At a news conference in Ottawa, Prime Minister Justin Trudeau said Canada is calling for a ceasefire.

He said the violence needs to stop and that Canada will work with the international community to de-escalate the situation "so that there is no more loss of civilian life."

Trudeau said his heart goes out to Israelis and Palestinians as they live through the violence surrounding them.

WATCH | Canada working to de-escalate situation, PM says:

Trudeau says Canada is calling for a ceasefire to end the violence in the Middle East

4 years ago
Duration 0:55
Prime Minister Justin Trudeau said Canada is calling for an immediate ceasefire in the conflict between Hamas and Israel.

On a visit to Iceland, U.S. Secretary of State Antony Blinken said Washington had received further information requested from Israel about its destruction of a Gaza highrise that housed the local offices of The Associated Press and Al Jazeera news organizations.

Blinken gave no details about the information he said came through intelligence channels about Saturday's attack.

Ron Dermer, a former Israeli ambassador to Washington and now an adviser to Netanyahu, said Hamas intelligence had been situated in the building, whose occupants were warned by Israel in advance to evacuate.

Hamas was engaged in activity that would have undermined Israel's ability to target effectively and intercept incoming rockets, Dermer told CNN.

A Palestinian family sits in a truck as they flee their house in Gaza City on Tuesday. (Hatem Moussa/The Associated Press)

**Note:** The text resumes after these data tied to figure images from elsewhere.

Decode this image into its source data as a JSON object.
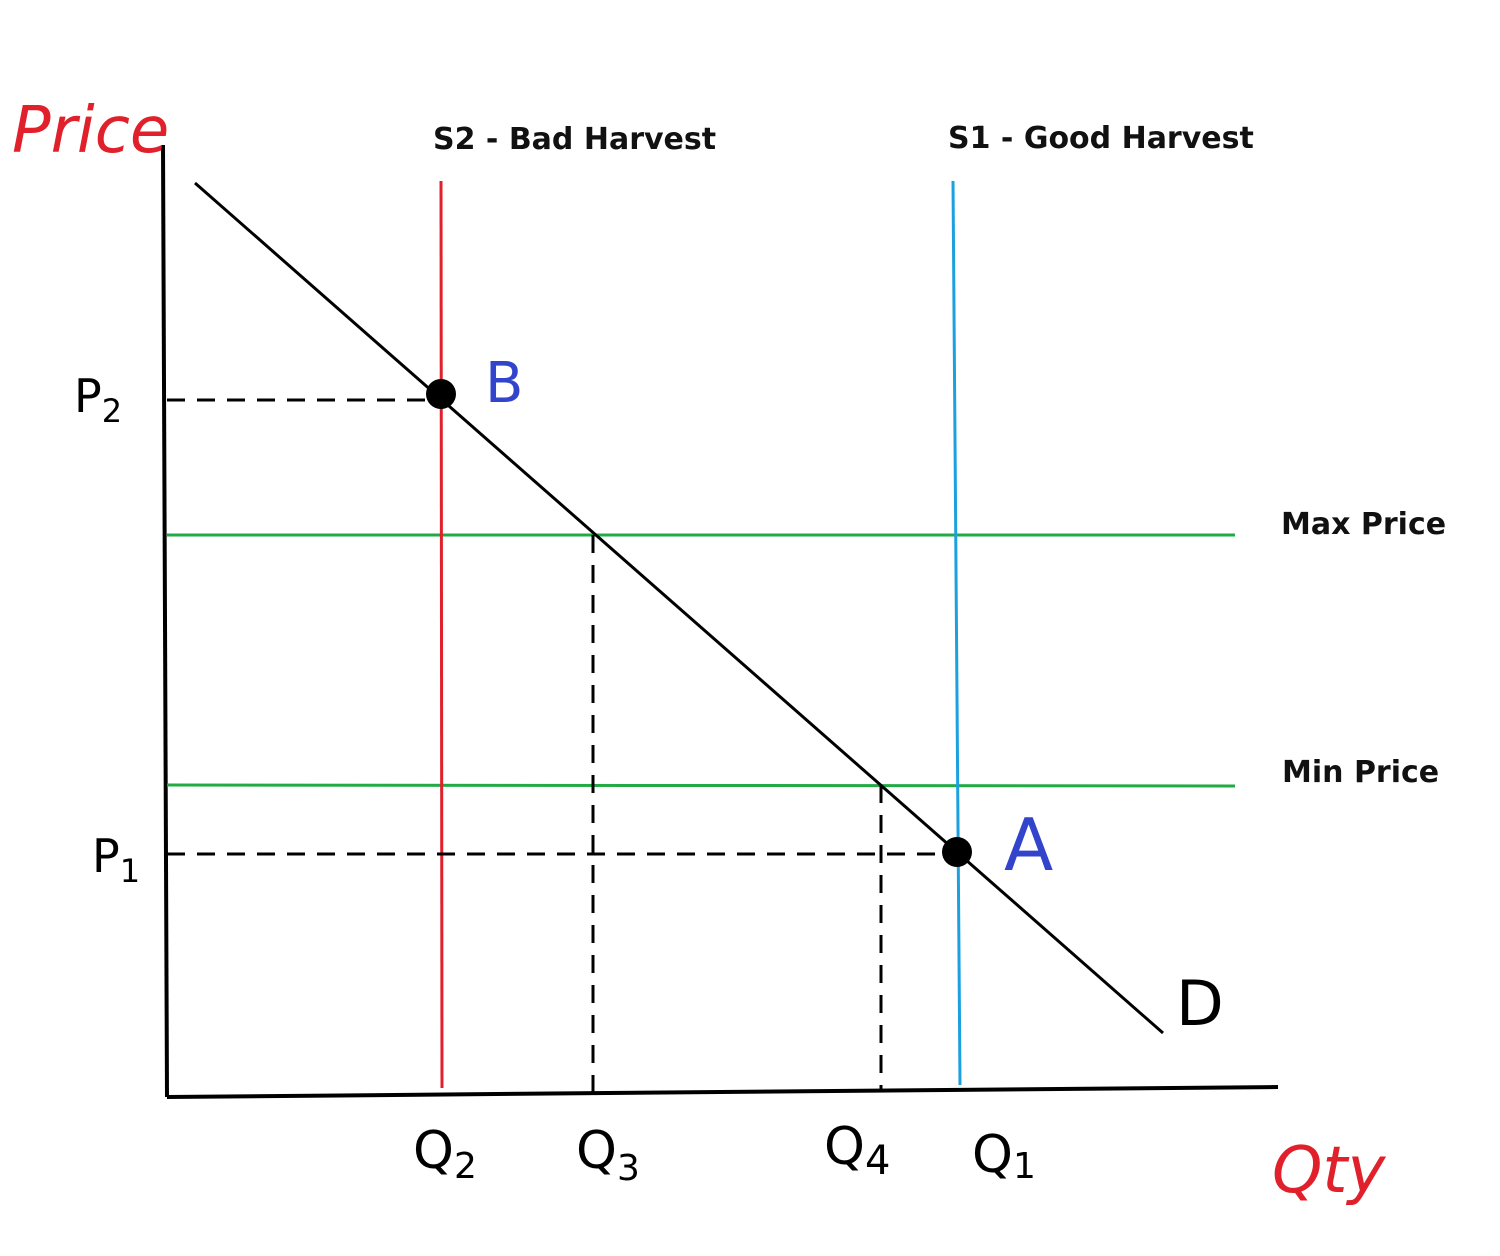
{
  "axes": {
    "y_label": "Price",
    "x_label": "Qty"
  },
  "supply_curves": [
    {
      "label": "S2 - Bad Harvest"
    },
    {
      "label": "S1 - Good Harvest"
    }
  ],
  "price_controls": [
    {
      "label": "Max Price"
    },
    {
      "label": "Min Price"
    }
  ],
  "demand": {
    "label": "D"
  },
  "points": [
    {
      "label": "B"
    },
    {
      "label": "A"
    }
  ],
  "price_levels": [
    {
      "main": "P",
      "sub": "2"
    },
    {
      "main": "P",
      "sub": "1"
    }
  ],
  "quantity_levels": [
    {
      "main": "Q",
      "sub": "2"
    },
    {
      "main": "Q",
      "sub": "3"
    },
    {
      "main": "Q",
      "sub": "4"
    },
    {
      "main": "Q",
      "sub": "1"
    }
  ]
}
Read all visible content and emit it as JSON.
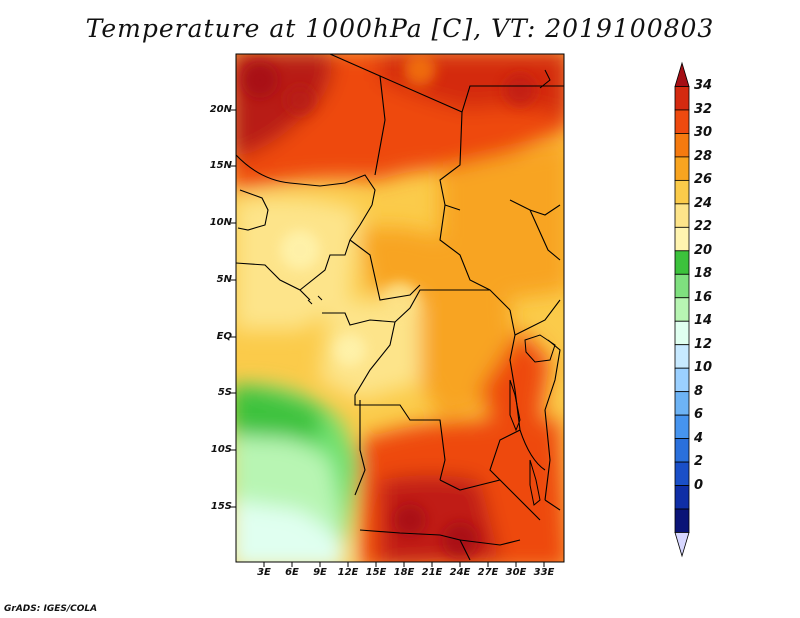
{
  "title": "Temperature at 1000hPa [C], VT: 2019100803",
  "credit": "GrADS: IGES/COLA",
  "map": {
    "lat_ticks": [
      "20N",
      "15N",
      "10N",
      "5N",
      "EQ",
      "5S",
      "10S",
      "15S"
    ],
    "lon_ticks": [
      "3E",
      "6E",
      "9E",
      "12E",
      "15E",
      "18E",
      "21E",
      "24E",
      "27E",
      "30E",
      "33E"
    ],
    "lon_range": [
      0,
      35
    ],
    "lat_range": [
      -19.5,
      24
    ]
  },
  "colorbar": {
    "labels": [
      "34",
      "32",
      "30",
      "28",
      "26",
      "24",
      "22",
      "20",
      "18",
      "16",
      "14",
      "12",
      "10",
      "8",
      "6",
      "4",
      "2",
      "0"
    ],
    "colors_top_to_bottom": [
      "#a50f15",
      "#d42a10",
      "#ee4a0f",
      "#f57a0f",
      "#f8a420",
      "#fbcb4a",
      "#fde48a",
      "#fff4b0",
      "#3cc23c",
      "#7fe07f",
      "#b8f5b3",
      "#e0fff0",
      "#c7e9ff",
      "#9bd0ff",
      "#6db3f5",
      "#4694ef",
      "#2a70dc",
      "#1a4fc8",
      "#0f2ea6",
      "#0a1477",
      "#d7d7ff"
    ]
  }
}
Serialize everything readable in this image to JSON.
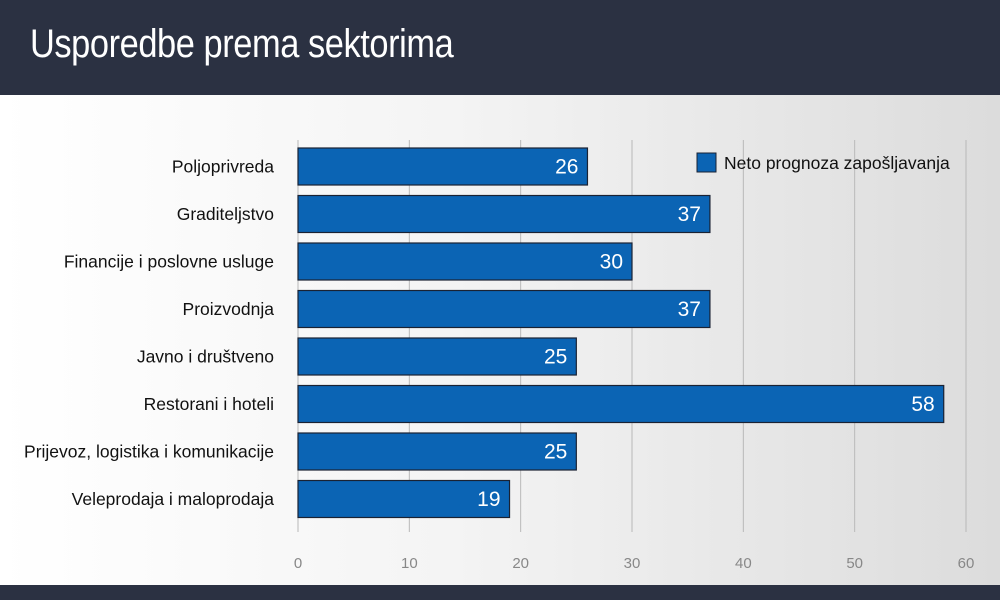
{
  "header": {
    "title": "Usporedbe prema sektorima"
  },
  "colors": {
    "bar": "#0b64b4",
    "bar_border": "#1a2233",
    "grid": "#b9b9b9",
    "header_bg": "#2b3142"
  },
  "chart_data": {
    "type": "bar",
    "orientation": "horizontal",
    "categories": [
      "Poljoprivreda",
      "Graditeljstvo",
      "Financije i poslovne usluge",
      "Proizvodnja",
      "Javno i društveno",
      "Restorani i hoteli",
      "Prijevoz, logistika i komunikacije",
      "Veleprodaja i maloprodaja"
    ],
    "series": [
      {
        "name": "Neto prognoza zapošljavanja",
        "values": [
          26,
          37,
          30,
          37,
          25,
          58,
          25,
          19
        ]
      }
    ],
    "xlim": [
      0,
      60
    ],
    "xticks": [
      0,
      10,
      20,
      30,
      40,
      50,
      60
    ],
    "grid": "vertical",
    "legend": "top-right",
    "data_labels": true
  }
}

Calling Netanyahu on Monday night, U.S. President Joe Biden said Israel had the right to defend itself against indiscriminate rocket attacks but encouraged it to make every effort to protect civilians, the White House said.

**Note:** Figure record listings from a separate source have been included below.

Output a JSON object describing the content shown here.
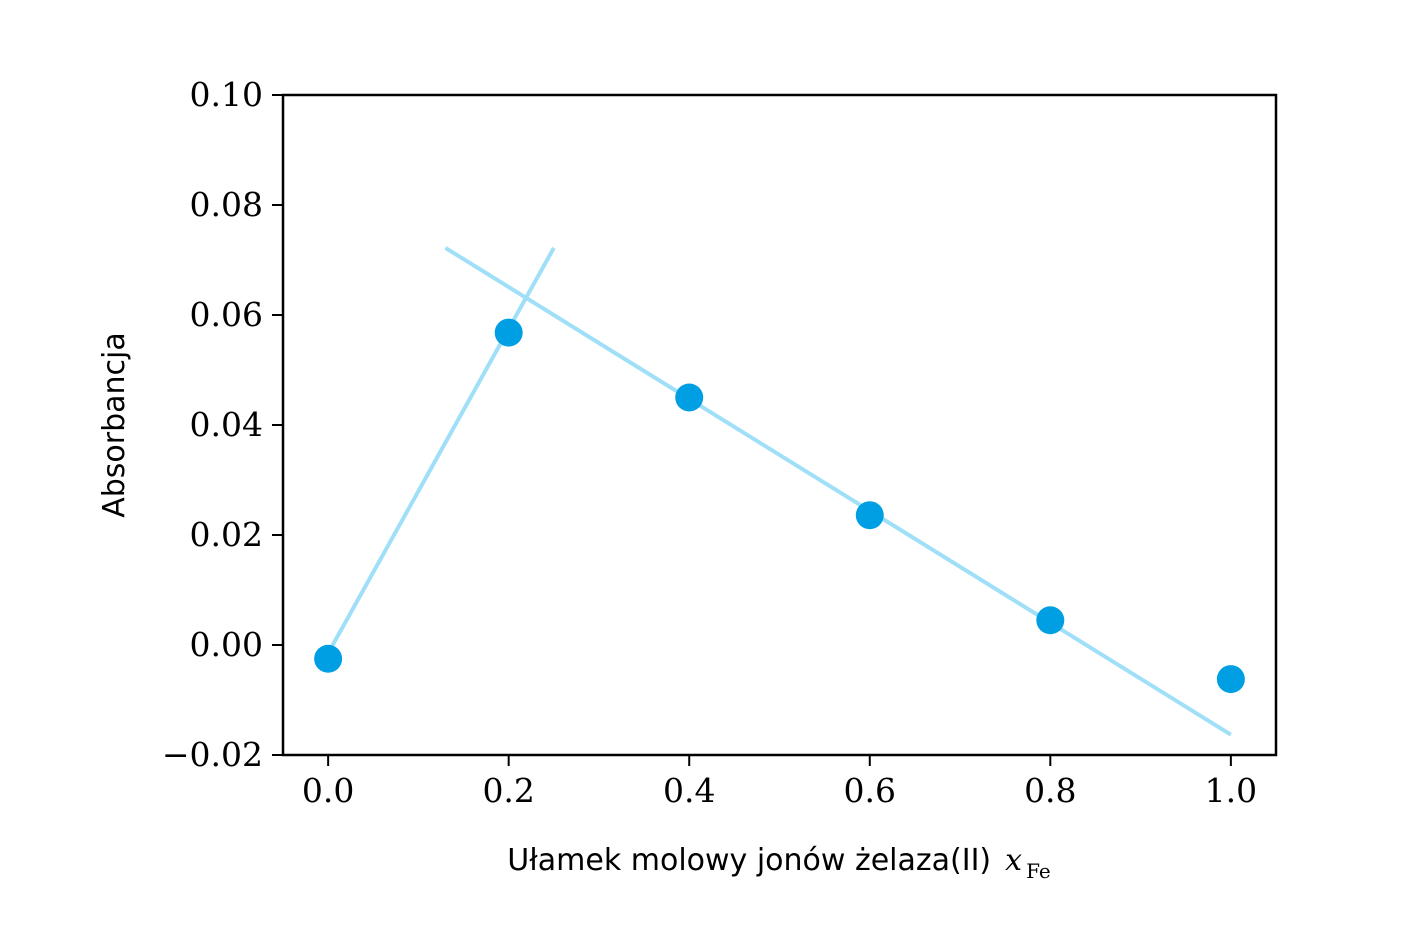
{
  "chart_data": {
    "type": "scatter",
    "title": "",
    "xlabel": "Ułamek molowy jonów żelaza(II)",
    "xlabel_math": "x",
    "xlabel_sub": "Fe",
    "ylabel": "Absorbancja",
    "xlim": [
      -0.05,
      1.05
    ],
    "ylim": [
      -0.02,
      0.1
    ],
    "grid": false,
    "x_ticks": [
      0.0,
      0.2,
      0.4,
      0.6,
      0.8,
      1.0
    ],
    "x_tick_labels": [
      "0.0",
      "0.2",
      "0.4",
      "0.6",
      "0.8",
      "1.0"
    ],
    "y_ticks": [
      -0.02,
      0.0,
      0.02,
      0.04,
      0.06,
      0.08,
      0.1
    ],
    "y_tick_labels": [
      "−0.02",
      "0.00",
      "0.02",
      "0.04",
      "0.06",
      "0.08",
      "0.10"
    ],
    "series": [
      {
        "type": "scatter",
        "color": "#009fe3",
        "x": [
          0.0,
          0.2,
          0.4,
          0.6,
          0.8,
          1.0
        ],
        "y": [
          -0.0025,
          0.0568,
          0.045,
          0.0236,
          0.0045,
          -0.0062
        ]
      }
    ],
    "fit_lines": [
      {
        "color": "#9fdff8",
        "x": [
          0.0,
          0.25
        ],
        "y": [
          -0.0015,
          0.0722
        ]
      },
      {
        "color": "#9fdff8",
        "x": [
          0.13,
          1.0
        ],
        "y": [
          0.0722,
          -0.0163
        ]
      }
    ]
  }
}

Egypt and UN mediators also stepped up diplomatic efforts, and the UN General Assembly will discuss the violence on Thursday.

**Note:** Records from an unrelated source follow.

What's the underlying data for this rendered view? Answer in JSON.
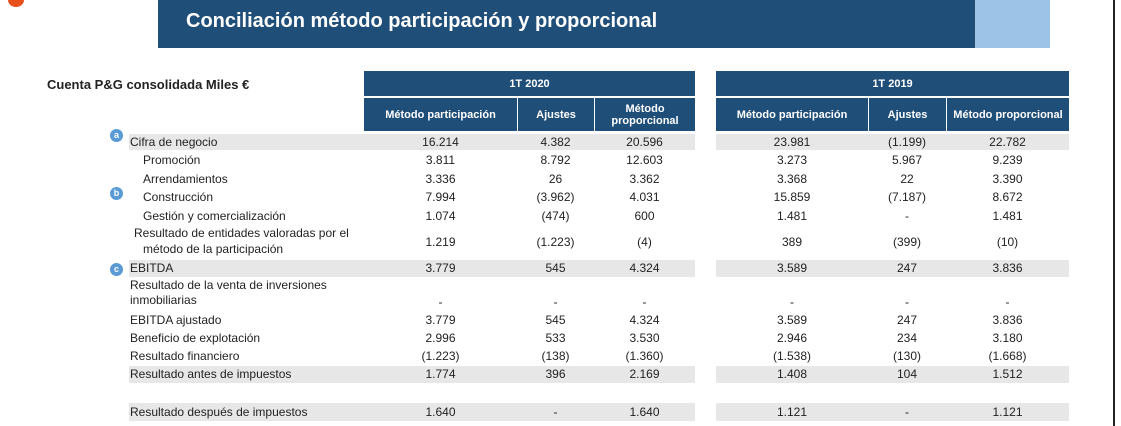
{
  "header": {
    "title": "Conciliación método participación y proporcional",
    "table_title": "Cuenta P&G consolidada Miles €"
  },
  "periods": [
    {
      "label": "1T 2020",
      "columns": [
        "Método participación",
        "Ajustes",
        "Método proporcional"
      ]
    },
    {
      "label": "1T 2019",
      "columns": [
        "Método participación",
        "Ajustes",
        "Método proporcional"
      ]
    }
  ],
  "rows": [
    {
      "label": "Cifra de negocio",
      "badge": "a",
      "values": [
        "16.214",
        "4.382",
        "20.596",
        "23.981",
        "(1.199)",
        "22.782"
      ]
    },
    {
      "label": "Promoción",
      "values": [
        "3.811",
        "8.792",
        "12.603",
        "3.273",
        "5.967",
        "9.239"
      ]
    },
    {
      "label": "Arrendamientos",
      "values": [
        "3.336",
        "26",
        "3.362",
        "3.368",
        "22",
        "3.390"
      ]
    },
    {
      "label": "Construcción",
      "badge": "b",
      "values": [
        "7.994",
        "(3.962)",
        "4.031",
        "15.859",
        "(7.187)",
        "8.672"
      ]
    },
    {
      "label": "Gestión y comercialización",
      "values": [
        "1.074",
        "(474)",
        "600",
        "1.481",
        "-",
        "1.481"
      ]
    },
    {
      "label_line1": "Resultado de entidades valoradas por el",
      "label_line2": "método de la participación",
      "values": [
        "1.219",
        "(1.223)",
        "(4)",
        "389",
        "(399)",
        "(10)"
      ]
    },
    {
      "label": "EBITDA",
      "badge": "c",
      "values": [
        "3.779",
        "545",
        "4.324",
        "3.589",
        "247",
        "3.836"
      ]
    },
    {
      "label_line1": "Resultado de la venta de inversiones",
      "label_line2": "inmobiliarias",
      "values": [
        "-",
        "-",
        "-",
        "-",
        "-",
        "-"
      ]
    },
    {
      "label": "EBITDA ajustado",
      "values": [
        "3.779",
        "545",
        "4.324",
        "3.589",
        "247",
        "3.836"
      ]
    },
    {
      "label": "Beneficio de explotación",
      "values": [
        "2.996",
        "533",
        "3.530",
        "2.946",
        "234",
        "3.180"
      ]
    },
    {
      "label": "Resultado financiero",
      "values": [
        "(1.223)",
        "(138)",
        "(1.360)",
        "(1.538)",
        "(130)",
        "(1.668)"
      ]
    },
    {
      "label": "Resultado antes de impuestos",
      "values": [
        "1.774",
        "396",
        "2.169",
        "1.408",
        "104",
        "1.512"
      ]
    },
    {
      "label": "Resultado después de impuestos",
      "values": [
        "1.640",
        "-",
        "1.640",
        "1.121",
        "-",
        "1.121"
      ]
    }
  ]
}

France called on Tuesday for a UN Security Council resolution on violence between Israel and Palestinian militants. Germany, meanwhile, called for a ceasefire and offered more aid for Palestinians before emergency European Union talks.

General strike

General strikes were held on Tuesday in Israeli-annexed East Jerusalem, Arab towns within Israel and in cities in the Israeli-occupied West Bank.

The Israeli bombardment of Gaza, Ramadan clashes between police and worshippers at Al-Aqsa Mosque in Jerusalem and a court case by Israeli settlers to evict Palestinians from the Sheikh Jarrah neighbourhood in East Jerusalem have caused anger among Palestinians.

An Israeli family take cover inside a bomb shelter in Ashkelon, southern Israel, on Tuesday. (Baz Ratner/Reuters)

In the West Bank, Israeli forces shot dead a Palestinian who tried to attack them with a gun and improvised explosives, and an unmanned aerial vehicle was downed near the border with Jordan on Tuesday, Israel's military said.

Another Palestinian was killed by Israeli forces at a West Bank protest, health officials said. The military said soldiers had come under fire, which wounded two of them, and they shot back.

Yuval Steinitz, a cabinet minister from Netanyahu's right-wing Likud party, deplored the general strikes as "another blow to the delicate fabric of relations and co-operation between Jews and Arabs."

Palestinian businesses across East Jerusalem were shuttered, including in the walled Old City and in the mixed Jewish-Arab port city of Haifa in northern Israel. Protest organizer Raja Zaatar told Reuters the strike had closed 90 per cent of businesses in Arab neighbourhoods.

Overall in Israel, the strike appeared to have little effect on the general pace of commerce or on the high-tech industry. An official at a large supermarket chain in which many Arab workers are employed said its stores were operating as usual, though some deliveries were delayed.

A Palestinian man walks at a closed market during a general strike in the West Bank city of Nablus on Tuesday. (Majdi Mohammed/The Associated Press)

Strike participation in Ramallah, in the West Bank, seemed high, a Reuters witness said.

"We closed our shop like everyone else in solidarity with all Palestinians against the acts that are carried out against all of us," said Mahmoud Jabr, 50, a Ramallah grocery store owner.

Ra'afat al-Saman, a business owner in East Jerusalem's Salahaddin Street, named after the Muslim conqueror who seized Jerusalem from the Crusaders in 1187, said: "This is the least we could do for our own people."